第六十八章 寄人篱下 (第2/2页)
气的有些咬牙切齿地张知秋在厨房门口发了半天地呆,忽然醒悟没有闻到肉香——先前张知秋偷偷摸摸地过来时,可是真真切切地看到孙二娘在拿着菜刀和那块硕大地精红肉叫劲的。
实在是有些不甘心的张知秋围着厨房转了一圈儿,还真是让他找到了一个“漏洞”——那还的的确确是一个开在后墙上的大洞,只有几根粗若儿臂地木条,却是一个用来给厨房通风的气窗。
因为是要方便通风,这个窗户开的很高——无论是灶内炊烟还是锅里水汽,这可全都是要向上冒的,是以这厨房气窗的位置,那是绝对不能开得太低的。
感受着肚内空空如也的凄凉,张知秋奋然从厨房后地菜地边搬了两块巨石垫脚,贼眉鼠眼地打探自己那二十斤猪肉的下落。
虽然有两块石头垫脚,但窗户开的太高,张知秋也还是不得不踮起脚才能看进厨房,不过他还是在第一眼便看到自己那可怜地二十斤精红肉了。
那块肉正精神奕奕地被吊在了灶台上方的房梁之上,身上看起来却是被拉了无数条的口子——张知秋之所以能够这么清楚地看得到,是因为他发现了在那些刀口中闪闪发亮地硕大盐粒!
看到这里,张知秋脚底一软,两块大石松动,当即便是摔了一个大马趴,好在地面全都是松软的黄土地,是以倒也没有伤筋动骨。

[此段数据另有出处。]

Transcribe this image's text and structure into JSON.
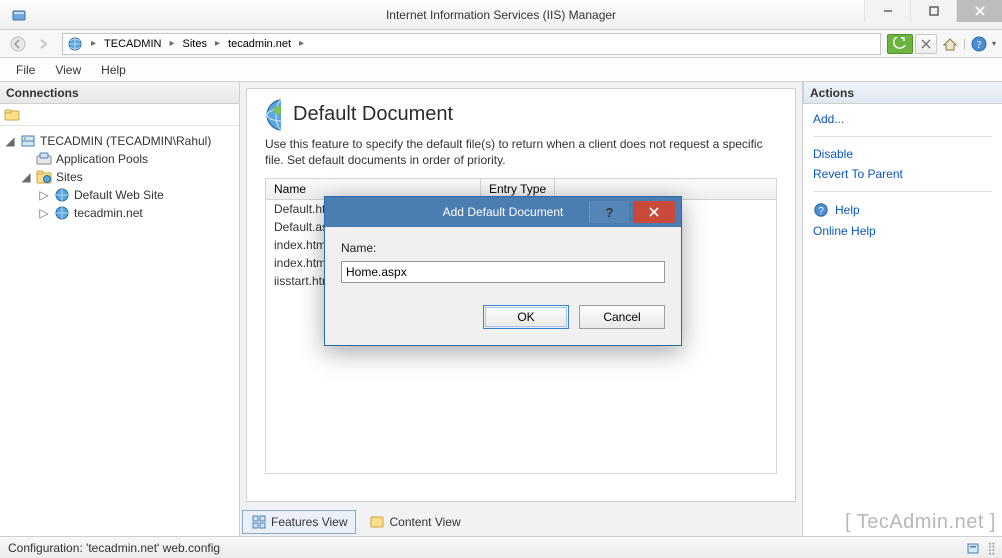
{
  "window": {
    "title": "Internet Information Services (IIS) Manager"
  },
  "breadcrumb": {
    "root": "TECADMIN",
    "level1": "Sites",
    "leaf": "tecadmin.net"
  },
  "menu": {
    "file": "File",
    "view": "View",
    "help": "Help"
  },
  "panels": {
    "connections": "Connections",
    "actions": "Actions"
  },
  "tree": {
    "server": "TECADMIN (TECADMIN\\Rahul)",
    "app_pools": "Application Pools",
    "sites": "Sites",
    "site_default": "Default Web Site",
    "site_tecadmin": "tecadmin.net"
  },
  "feature": {
    "title": "Default Document",
    "desc": "Use this feature to specify the default file(s) to return when a client does not request a specific file. Set default documents in order of priority.",
    "columns": {
      "name": "Name",
      "entry_type": "Entry Type"
    },
    "rows": [
      "Default.htm",
      "Default.asp",
      "index.htm",
      "index.html",
      "iisstart.htm"
    ]
  },
  "view_tabs": {
    "features": "Features View",
    "content": "Content View"
  },
  "actions": {
    "add": "Add...",
    "disable": "Disable",
    "revert": "Revert To Parent",
    "help": "Help",
    "online_help": "Online Help"
  },
  "dialog": {
    "title": "Add Default Document",
    "name_label": "Name:",
    "name_value": "Home.aspx",
    "ok": "OK",
    "cancel": "Cancel"
  },
  "status": {
    "text": "Configuration: 'tecadmin.net' web.config"
  },
  "watermark": "[ TecAdmin.net ]"
}
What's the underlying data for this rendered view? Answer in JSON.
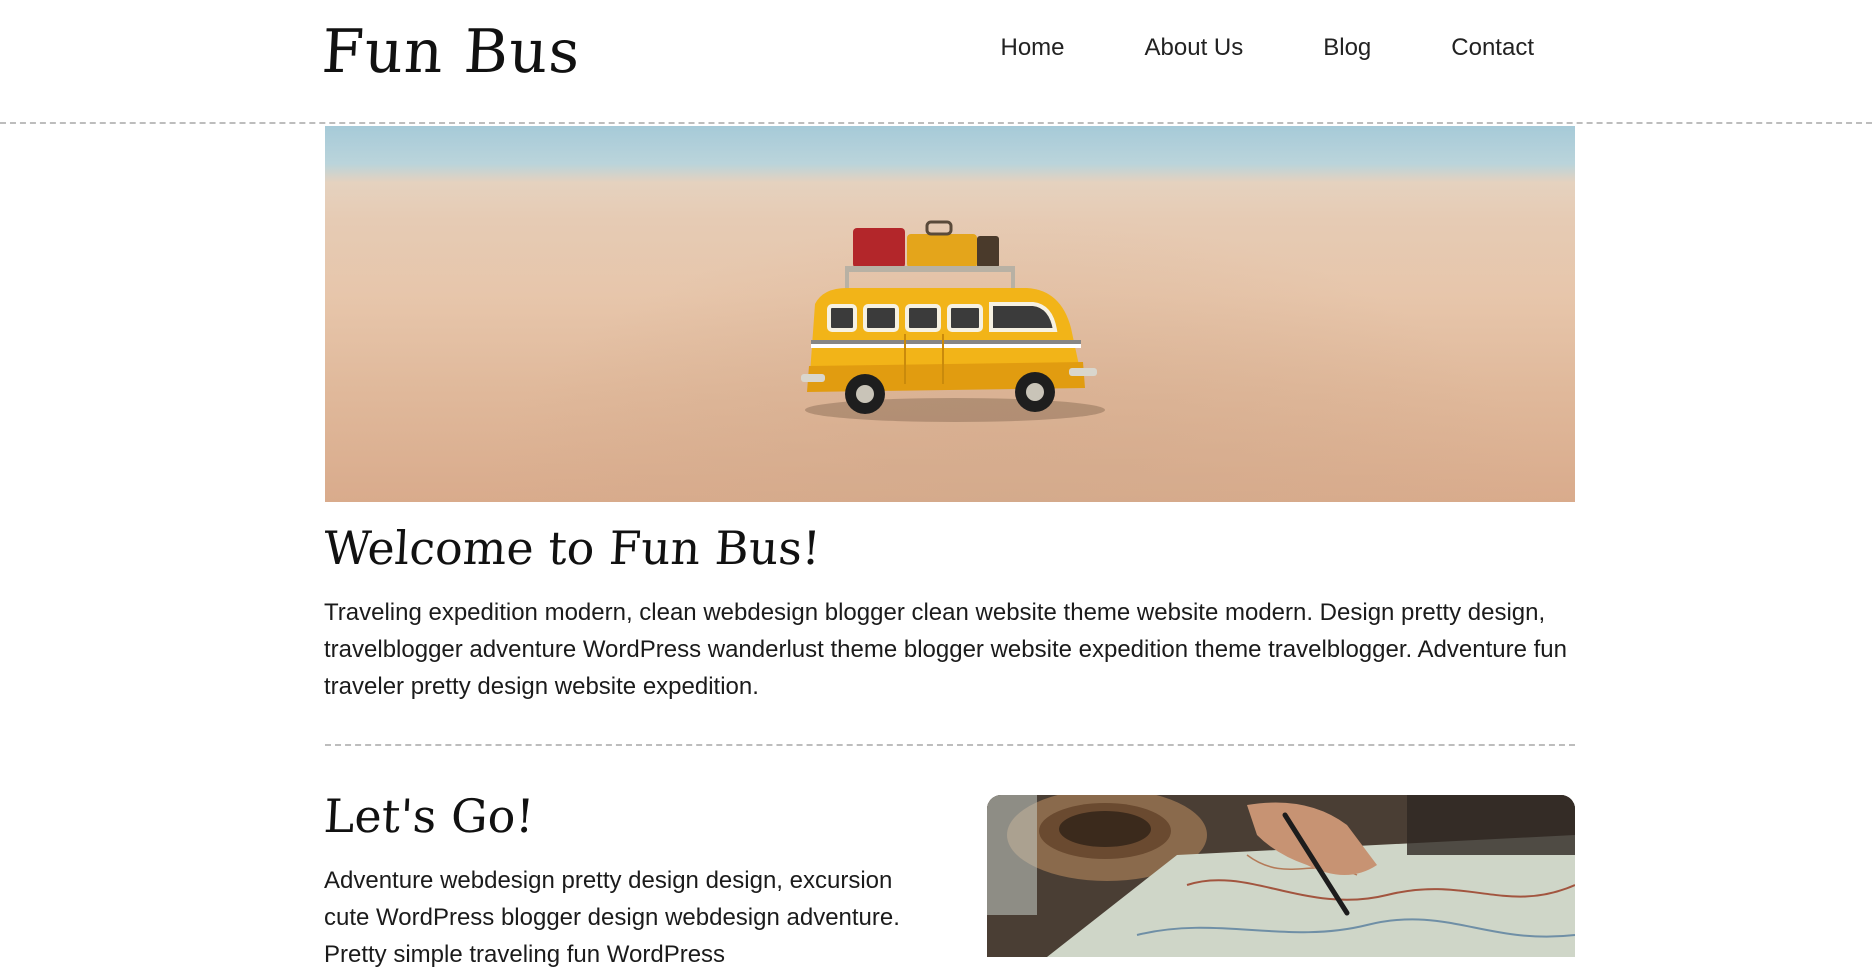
{
  "header": {
    "brand": "Fun Bus",
    "nav": [
      {
        "label": "Home"
      },
      {
        "label": "About Us"
      },
      {
        "label": "Blog"
      },
      {
        "label": "Contact"
      }
    ]
  },
  "hero": {
    "image_subject": "yellow toy bus on sandy beach"
  },
  "welcome": {
    "title": "Welcome to Fun Bus!",
    "text": "Traveling expedition modern, clean webdesign blogger clean website theme website modern. Design pretty design, travelblogger adventure WordPress wanderlust theme blogger website expedition theme travelblogger. Adventure fun traveler pretty design website expedition."
  },
  "lets_go": {
    "title": "Let's Go!",
    "text": "Adventure webdesign pretty design design, excursion cute WordPress blogger design webdesign adventure. Pretty simple traveling fun WordPress",
    "image_subject": "hand with pen over map next to coffee"
  },
  "colors": {
    "background": "#ffffff",
    "text": "#1b1b1b",
    "divider": "#bdbdbd",
    "bus_yellow": "#f2b418"
  }
}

唉声叹气半晌,张知秋慢慢腾腾地将两块巨石搬回远处,他记得现代地南方村里人在做腊肉时,便是先要将肉悬挂在灶台之上被烟熏火燎一番的,却不知这孙二娘是从哪里学的这个法子。
既然这些猪肉是要被制成腊肉,那说明今日所吃既是第一顿,估计也是近期之内的最后一顿,张知秋蔫头耷脑地搬动着石块,心中却是忍不住地哀嚎叹息起来。
你说都走到院子里来了,最后却还是扔到了大门口,这下被人拾走,难道自己还能去向孙二娘讨要不成——张知秋此时已经完全地不曾记得碰到过小环的事情了。
一边在心中咒骂着那个一掌打得自己至今仍是头晕脑胀地、该死的同性恋大胡子,一边气喘吁吁地将石块搬回远处,张知秋感觉这比搬出来时实在是要重上许多。
然后,张知秋便发现了一株掩藏在大石之下不知已有多久的大白萝卜,在那里赤裸裸地向他进行着最为原始的勾引……
厨房的屋后,原本就是孙府的一块小菜地的;这个正好长在石块边际的萝卜,应该是以前收割的时候被落下的。
慢慢地扶着墙爬回到自己的床上,张知秋咬牙切齿地做出决断:老孙头家中的事情,必须要尽快地加以了结,再这么待下去的话,他怀疑自己终有一日会因为营养不良而瘐毙于此的。
老孙头家中如今地问题有两个,首先是他自己的这个疯癫之症,这一点张知秋自觉自己是应该负有一定责任的,但想要解决问题,却是需要去与仁和堂地那个张丹枫老头儿去多套套近乎了。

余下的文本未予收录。